I don't talk about politics outside of my immediate family any more...not since I attend a  PBS based forum on race/ethnicity and history, back in 2008, at which I was characterized as a racist by a young woman who didn't know anything about me except for the fact that I did not vote for Barrack Obama...she did not care to understand my decision...didn't care to know who I did vote for and why...she just knew that because I did not make the same decision as she, I must be racist.  What hurt more than an eager, first time voter making a rash assumption was that in that room among my friends and neighbors, no one disputed her assertion...when I attempted to engage in a civil discussion, she declared I had nothing to say she wanted to hear; as a teacher, a little part of me broke...as a parent...another part was disappointed that a child would be so disrespectful in what was supposed to be a community forum...and as a historian...I began to fear that revisionist and politically correct lenses were skewing politics and civility in such a way that one was either right or wrong.

Somewhere and somehow in the past decade, politics, which is rife with problems became a theater of absolutes.  Long gone are bipartisan actions...compromise is dead.  And the old adage, "Let's agree to disagree", has fallen off the face of the planet.  I am right...you are wrong...that's the sentiment of the times.

George Washington must be rolling in his grave.  In his farewell address, announcing that he would not seek a third term as president, Washington asserted that "the alternate domination of one party over another and coinciding efforts to exact revenge upon their opponents have led to horrible atrocities", and "is itself a frightful despotism".  Washington was telling us, while understanding the fact that it is natural for people to organize and operate within groups like political parties, that every seated government sees opposing political parties as an enemy and has sought to repress them because of their tendency to seek more power  and take revenge on political opponents....so for 231 years, with the advent and evolution of each political party, we have seen the just call to public service morph into absolute power corrupting absolutely. 

Instead of a country of, by and for the people, we are a country of, by and for Super PACS, entitlements and too many people screaming, 'what's in it for me?"

Tip O'Neill once wrote, "All politics is local."  I think he meant that to freely and thoughtfully govern, public servants should  look from whence they came for the needs, necessity and direction of those asking to be governed.  Today it appears Alexander Hamilton's vision of the elected elite knowing what is best for the people is coming to light again...and this sentiment knows no party, but is the efflucence of many career politicians.

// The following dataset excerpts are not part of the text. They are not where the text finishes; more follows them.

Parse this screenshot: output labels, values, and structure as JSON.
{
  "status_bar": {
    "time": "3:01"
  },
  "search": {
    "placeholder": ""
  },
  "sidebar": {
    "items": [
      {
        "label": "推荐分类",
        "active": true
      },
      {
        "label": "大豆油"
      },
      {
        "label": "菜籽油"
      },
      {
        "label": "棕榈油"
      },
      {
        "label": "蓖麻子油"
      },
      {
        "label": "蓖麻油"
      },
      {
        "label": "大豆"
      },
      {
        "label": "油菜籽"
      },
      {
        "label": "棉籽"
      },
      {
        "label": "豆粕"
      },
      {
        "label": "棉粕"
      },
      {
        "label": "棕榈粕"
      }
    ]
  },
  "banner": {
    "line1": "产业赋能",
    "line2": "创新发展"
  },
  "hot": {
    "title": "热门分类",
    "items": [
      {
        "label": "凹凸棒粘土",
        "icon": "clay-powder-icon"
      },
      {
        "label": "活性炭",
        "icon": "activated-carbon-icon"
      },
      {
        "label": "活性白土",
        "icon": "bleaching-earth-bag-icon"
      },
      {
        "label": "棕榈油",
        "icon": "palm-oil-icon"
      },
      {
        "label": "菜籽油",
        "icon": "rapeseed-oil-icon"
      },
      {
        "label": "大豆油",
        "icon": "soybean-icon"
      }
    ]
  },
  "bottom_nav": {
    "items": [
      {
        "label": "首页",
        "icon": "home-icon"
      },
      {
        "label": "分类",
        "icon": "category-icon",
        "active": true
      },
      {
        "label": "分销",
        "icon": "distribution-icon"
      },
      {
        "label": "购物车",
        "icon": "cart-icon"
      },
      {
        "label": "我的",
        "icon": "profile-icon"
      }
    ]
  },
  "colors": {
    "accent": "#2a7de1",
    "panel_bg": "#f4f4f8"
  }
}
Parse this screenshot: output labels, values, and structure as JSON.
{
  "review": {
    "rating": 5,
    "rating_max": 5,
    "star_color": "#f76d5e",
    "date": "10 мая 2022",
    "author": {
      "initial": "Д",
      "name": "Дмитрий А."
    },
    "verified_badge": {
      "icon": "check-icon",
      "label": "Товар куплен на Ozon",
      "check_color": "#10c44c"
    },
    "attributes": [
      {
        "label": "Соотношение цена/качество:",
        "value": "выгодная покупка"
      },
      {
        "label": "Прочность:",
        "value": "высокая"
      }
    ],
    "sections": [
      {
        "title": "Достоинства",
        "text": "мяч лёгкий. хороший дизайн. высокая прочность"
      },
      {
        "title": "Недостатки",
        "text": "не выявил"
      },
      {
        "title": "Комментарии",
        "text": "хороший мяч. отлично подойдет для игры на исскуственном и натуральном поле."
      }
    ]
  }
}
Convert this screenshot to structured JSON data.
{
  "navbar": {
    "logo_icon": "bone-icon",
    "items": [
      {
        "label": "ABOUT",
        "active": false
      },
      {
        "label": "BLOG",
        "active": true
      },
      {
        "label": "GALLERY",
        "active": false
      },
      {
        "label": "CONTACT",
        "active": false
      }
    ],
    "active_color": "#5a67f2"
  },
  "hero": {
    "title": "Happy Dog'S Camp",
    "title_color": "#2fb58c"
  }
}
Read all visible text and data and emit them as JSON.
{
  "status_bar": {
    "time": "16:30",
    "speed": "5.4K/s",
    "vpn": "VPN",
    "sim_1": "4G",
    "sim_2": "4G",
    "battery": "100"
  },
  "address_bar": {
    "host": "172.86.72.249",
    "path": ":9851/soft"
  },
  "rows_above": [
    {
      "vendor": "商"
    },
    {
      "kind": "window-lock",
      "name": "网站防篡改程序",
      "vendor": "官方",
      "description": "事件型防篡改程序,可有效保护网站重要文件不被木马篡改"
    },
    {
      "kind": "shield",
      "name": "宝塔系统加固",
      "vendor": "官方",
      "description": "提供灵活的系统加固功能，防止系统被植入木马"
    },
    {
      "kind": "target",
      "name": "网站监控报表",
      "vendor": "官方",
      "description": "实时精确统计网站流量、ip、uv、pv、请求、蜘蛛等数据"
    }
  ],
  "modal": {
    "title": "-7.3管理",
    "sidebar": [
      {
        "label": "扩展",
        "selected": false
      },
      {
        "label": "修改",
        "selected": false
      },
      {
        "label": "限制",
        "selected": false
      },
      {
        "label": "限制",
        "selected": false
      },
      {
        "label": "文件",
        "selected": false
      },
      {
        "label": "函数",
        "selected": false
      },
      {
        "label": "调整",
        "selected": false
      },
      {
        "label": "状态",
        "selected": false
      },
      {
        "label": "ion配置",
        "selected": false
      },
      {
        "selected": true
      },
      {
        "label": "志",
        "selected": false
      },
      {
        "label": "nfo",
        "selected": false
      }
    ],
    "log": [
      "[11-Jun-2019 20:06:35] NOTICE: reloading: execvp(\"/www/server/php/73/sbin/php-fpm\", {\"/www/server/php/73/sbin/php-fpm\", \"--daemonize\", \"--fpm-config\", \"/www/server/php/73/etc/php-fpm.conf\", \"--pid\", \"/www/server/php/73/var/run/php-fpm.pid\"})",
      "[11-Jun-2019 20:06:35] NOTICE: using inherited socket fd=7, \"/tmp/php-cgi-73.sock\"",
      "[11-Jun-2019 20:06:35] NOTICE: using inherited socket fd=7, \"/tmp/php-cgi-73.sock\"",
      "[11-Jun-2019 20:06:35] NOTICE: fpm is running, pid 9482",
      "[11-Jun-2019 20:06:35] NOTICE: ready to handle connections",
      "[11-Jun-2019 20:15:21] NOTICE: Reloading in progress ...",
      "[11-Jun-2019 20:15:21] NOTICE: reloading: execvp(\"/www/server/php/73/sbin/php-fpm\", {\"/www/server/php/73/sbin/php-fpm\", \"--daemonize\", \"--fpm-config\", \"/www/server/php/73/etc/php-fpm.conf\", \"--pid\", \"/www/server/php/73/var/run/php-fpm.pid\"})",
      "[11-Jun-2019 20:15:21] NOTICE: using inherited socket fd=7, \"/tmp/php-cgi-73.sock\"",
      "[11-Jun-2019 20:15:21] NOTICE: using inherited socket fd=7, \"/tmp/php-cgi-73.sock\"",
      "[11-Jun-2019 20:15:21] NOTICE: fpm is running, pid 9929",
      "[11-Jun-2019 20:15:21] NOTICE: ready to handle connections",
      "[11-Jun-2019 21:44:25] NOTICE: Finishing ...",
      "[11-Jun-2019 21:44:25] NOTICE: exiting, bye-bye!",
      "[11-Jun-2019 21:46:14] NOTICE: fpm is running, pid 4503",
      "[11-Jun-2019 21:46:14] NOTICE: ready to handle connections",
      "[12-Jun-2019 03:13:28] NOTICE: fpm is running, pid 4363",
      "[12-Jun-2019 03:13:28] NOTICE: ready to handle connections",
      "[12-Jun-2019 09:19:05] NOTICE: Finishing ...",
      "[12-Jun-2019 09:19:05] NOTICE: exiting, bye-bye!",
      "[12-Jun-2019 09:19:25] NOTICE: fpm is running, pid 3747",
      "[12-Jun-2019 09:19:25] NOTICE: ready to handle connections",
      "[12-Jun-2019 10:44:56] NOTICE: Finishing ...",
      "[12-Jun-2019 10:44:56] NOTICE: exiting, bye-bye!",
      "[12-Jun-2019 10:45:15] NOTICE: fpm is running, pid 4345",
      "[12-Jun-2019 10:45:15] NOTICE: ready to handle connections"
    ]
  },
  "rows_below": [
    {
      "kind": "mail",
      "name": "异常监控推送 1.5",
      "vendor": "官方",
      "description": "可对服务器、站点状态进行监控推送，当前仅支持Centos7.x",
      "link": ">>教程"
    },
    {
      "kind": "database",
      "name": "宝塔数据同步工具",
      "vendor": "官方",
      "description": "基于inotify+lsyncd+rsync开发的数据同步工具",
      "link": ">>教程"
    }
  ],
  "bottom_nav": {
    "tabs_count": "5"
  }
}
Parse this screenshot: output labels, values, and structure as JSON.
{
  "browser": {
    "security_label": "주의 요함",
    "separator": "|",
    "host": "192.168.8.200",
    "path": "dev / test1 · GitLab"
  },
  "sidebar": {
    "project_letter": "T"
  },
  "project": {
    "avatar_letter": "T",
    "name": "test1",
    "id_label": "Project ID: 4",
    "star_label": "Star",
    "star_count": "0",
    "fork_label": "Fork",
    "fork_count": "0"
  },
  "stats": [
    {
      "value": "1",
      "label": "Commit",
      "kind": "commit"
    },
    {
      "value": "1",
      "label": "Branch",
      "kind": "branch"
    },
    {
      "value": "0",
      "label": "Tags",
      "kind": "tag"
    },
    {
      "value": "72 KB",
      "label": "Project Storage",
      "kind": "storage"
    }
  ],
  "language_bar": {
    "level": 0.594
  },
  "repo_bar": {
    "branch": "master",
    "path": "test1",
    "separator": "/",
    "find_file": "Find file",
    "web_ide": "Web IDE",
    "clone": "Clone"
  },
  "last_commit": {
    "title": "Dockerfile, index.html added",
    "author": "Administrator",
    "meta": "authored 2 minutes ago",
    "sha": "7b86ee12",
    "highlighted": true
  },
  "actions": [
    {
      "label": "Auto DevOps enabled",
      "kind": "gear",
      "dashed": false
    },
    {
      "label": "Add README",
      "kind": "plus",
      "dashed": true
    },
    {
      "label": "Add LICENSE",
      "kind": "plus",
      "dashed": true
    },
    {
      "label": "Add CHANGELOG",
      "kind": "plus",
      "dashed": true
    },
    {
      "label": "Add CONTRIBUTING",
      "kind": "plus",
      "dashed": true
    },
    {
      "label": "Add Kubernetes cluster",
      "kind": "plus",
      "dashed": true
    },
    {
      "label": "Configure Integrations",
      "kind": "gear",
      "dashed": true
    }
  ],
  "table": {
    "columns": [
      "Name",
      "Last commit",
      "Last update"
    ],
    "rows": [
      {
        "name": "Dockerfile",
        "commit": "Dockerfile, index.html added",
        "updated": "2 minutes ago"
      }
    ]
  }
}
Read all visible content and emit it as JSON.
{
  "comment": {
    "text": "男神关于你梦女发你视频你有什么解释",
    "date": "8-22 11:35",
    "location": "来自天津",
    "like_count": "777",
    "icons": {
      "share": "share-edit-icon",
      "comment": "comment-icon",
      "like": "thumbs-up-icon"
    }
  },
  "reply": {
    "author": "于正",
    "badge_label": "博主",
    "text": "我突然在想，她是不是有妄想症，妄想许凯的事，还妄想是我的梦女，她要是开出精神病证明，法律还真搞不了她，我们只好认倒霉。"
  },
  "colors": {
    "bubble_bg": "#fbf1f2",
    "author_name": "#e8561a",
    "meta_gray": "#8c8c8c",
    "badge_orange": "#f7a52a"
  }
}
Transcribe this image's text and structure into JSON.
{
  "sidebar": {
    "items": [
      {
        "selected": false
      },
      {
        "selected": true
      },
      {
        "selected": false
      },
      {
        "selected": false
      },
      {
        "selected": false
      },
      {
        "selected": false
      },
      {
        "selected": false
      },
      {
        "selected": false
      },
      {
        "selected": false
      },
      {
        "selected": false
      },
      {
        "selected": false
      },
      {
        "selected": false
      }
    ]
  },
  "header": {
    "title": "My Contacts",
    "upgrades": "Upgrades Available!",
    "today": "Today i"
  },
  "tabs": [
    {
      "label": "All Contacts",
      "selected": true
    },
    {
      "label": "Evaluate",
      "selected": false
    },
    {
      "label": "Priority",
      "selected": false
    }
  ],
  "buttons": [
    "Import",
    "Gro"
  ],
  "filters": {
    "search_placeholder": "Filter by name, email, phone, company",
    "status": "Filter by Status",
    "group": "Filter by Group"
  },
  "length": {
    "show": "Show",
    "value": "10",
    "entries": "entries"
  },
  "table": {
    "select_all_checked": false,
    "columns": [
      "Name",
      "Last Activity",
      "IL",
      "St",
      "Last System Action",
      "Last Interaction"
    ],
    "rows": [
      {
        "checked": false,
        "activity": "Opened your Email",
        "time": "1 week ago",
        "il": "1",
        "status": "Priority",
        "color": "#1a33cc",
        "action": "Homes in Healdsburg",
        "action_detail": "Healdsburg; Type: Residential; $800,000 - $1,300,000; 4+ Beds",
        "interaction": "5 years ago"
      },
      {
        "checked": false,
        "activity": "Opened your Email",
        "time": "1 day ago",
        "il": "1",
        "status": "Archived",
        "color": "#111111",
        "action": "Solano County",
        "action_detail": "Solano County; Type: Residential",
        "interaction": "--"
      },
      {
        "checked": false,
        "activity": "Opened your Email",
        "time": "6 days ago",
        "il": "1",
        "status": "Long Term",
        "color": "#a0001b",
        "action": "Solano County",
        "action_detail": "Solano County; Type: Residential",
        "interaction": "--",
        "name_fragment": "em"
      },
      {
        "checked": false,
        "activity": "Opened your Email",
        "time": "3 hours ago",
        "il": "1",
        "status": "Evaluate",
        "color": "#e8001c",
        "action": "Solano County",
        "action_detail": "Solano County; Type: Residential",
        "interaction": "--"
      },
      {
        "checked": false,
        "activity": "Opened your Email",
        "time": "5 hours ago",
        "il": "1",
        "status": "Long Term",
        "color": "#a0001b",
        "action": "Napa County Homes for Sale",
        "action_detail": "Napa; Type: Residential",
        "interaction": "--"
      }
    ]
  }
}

What else strikes me as painful during these times is the broad brush of "labels" that people use to characterize political opinion...if that jackass Rush Limbaugh makes a horrific and hurtful statement on his radio show, he speaks for all conservatives...he doesn't.  There is plenty of idiocy and asinine behavior all around and how you align yourself politically need not be a damnation of one's own personal character.   

I have been a student of politics and history most of my life...it is a passion.  And, as a reflection and result of how I was taught, I have found a spot on the political spectrum...and much like an octopus on roller skates, I find myself with feet all over the place when it comes to different issues...but mostly, I find myself in a new place on the spectrum as my family's needs and circumstances and my own person changes.

When it comes down to it, my political views started with a faith based lesson...if you give a man a fish, he eats for a day...if you teach him to fish, he eats for a lifetime...the goal is to see that no one is hungry.

So, I voted today...and as so many people point out...if you don't vote, don't complain...so I guess I have a license to whine for a while...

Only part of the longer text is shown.